We hope this helps – here’s our MCO 2.0 Survival Kit
Here’s a quick guide on how to survive MCO 2.0!
To help our readers navigate these difficult times, we came up with a quick guide on how to survive the lockdown measures. Here are some protective measures you and your family can practise to stay safe.
1. Stock up on the necessities (but don’t panic buy!)
Take a moderate approach when stocking up on essentials like food, toiletries, pharmaceutical products and household maintenance items. We recommend going for food that has a longer shelf-life, is long-lasting, and packed with nutrients.
2. Create a crisis budget
Make full use of budgeting apps like Mint and Goodbudget, when keeping track of your daily, weekly and monthly spending. These apps are able to show what your balance will be once all your bills have been paid.
In these trying times, it’s important now, more than ever, to have an emergency fund in place. P.S. a savings and emergency fund are not the same. You also don’t have to go big right away. Start small like saving RM5 daily – eventually, it will snowball, and you could earn RM150 in a month. Just remember, every Ringgit counts.
3. Use your emergency fund only if necessary
If COVID-19 has taught us anything, it is to have and prioritise an emergency fund.
If you are one of the unfortunate many that was retrenched or have experienced pay cuts because of the pandemic, you can use your emergency fund as a backup until you finally have some financial stability again.
4. Create a quarantine routine
Feeling stressed, anxious or depressed at work these days? If anything, you could find comfort in knowing that you are not alone.
Though working from home has its perks (doing work in your PJs…), the blurred boundaries between work and home means productivity will take a massive hit and, unfortunately, your health will have to bear the brunt of it.
To avoid feeling like you have an endless task of work, make a list of things to do and be sure to label them according to its priority. A little structure goes a long way.
5. Prioritise paying down high-interest debt
There are three certain things in life – death, taxes and debt. Since all of us have limited funds – unless you are a billionaire with an island somewhere – reality is, you may not be able to service all your debts at once.
If you have been retrenched or are facing a pay cut, our immediate advice is to prioritise the debts with the highest interest rates to avoid the interest snowballing and resulting in more debt.

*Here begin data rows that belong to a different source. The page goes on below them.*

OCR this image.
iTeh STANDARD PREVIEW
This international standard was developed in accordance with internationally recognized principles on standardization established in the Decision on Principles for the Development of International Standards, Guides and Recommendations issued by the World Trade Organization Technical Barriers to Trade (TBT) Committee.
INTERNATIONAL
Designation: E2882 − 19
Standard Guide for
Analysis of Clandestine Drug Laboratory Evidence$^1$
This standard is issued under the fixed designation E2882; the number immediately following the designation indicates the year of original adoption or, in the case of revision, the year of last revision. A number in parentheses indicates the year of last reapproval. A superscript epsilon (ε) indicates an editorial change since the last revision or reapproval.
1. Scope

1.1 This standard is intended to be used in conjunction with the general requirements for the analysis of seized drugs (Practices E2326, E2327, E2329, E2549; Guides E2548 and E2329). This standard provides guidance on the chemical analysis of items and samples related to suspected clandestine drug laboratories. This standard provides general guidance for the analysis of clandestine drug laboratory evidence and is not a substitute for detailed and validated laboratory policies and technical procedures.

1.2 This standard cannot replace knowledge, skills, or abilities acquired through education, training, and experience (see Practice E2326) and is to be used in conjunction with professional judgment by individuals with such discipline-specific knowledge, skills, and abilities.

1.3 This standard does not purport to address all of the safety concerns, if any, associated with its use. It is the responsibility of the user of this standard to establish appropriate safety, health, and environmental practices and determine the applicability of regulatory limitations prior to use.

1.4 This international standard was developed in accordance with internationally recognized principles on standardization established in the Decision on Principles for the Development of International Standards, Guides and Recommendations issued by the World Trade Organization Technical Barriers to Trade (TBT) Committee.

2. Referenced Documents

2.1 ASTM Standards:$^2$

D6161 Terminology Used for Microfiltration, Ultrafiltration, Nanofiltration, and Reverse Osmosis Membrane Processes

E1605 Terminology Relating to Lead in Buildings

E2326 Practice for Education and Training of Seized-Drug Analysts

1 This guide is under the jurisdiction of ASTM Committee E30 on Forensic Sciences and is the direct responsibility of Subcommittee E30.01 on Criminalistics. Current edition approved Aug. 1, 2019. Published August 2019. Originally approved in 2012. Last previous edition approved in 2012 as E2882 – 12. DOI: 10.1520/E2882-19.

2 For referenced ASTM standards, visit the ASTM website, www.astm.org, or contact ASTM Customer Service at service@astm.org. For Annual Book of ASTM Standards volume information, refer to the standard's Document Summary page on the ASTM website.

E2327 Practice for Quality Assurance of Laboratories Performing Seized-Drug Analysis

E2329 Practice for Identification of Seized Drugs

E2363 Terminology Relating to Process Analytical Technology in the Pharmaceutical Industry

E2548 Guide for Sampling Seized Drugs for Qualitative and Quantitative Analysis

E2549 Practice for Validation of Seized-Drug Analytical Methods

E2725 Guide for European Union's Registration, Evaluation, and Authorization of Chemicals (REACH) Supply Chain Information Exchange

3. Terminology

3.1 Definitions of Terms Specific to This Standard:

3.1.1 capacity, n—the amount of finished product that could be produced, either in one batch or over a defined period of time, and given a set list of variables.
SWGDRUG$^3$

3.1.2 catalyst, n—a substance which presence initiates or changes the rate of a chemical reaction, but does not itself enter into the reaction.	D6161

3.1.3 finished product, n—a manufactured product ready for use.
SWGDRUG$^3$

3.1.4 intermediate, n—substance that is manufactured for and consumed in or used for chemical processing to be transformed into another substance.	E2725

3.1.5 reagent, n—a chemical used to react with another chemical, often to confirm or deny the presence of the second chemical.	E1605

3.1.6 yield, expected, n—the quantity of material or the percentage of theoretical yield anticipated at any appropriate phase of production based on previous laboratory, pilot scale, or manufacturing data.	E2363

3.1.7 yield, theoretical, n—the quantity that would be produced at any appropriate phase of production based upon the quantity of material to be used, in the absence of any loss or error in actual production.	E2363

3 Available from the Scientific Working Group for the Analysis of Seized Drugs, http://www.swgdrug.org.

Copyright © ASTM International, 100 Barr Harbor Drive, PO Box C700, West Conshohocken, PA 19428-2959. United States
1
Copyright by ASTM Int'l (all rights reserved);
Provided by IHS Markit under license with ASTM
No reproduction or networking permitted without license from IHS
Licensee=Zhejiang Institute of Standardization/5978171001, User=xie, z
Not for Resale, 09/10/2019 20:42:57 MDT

6. Keep calm – never sell stocks in a panic
Never ever panic sell. It may seem scary to continue channelling your money into the stock market, but you have to remember that you are investing with a specific goal in mind – and you are not trying to beat the market.
Remember to stick to your goals, objectives and time horizon. Don’t sell out of fear because the market will eventually bounce back.
We hope you found this read helpful. Stay safe and stay at home!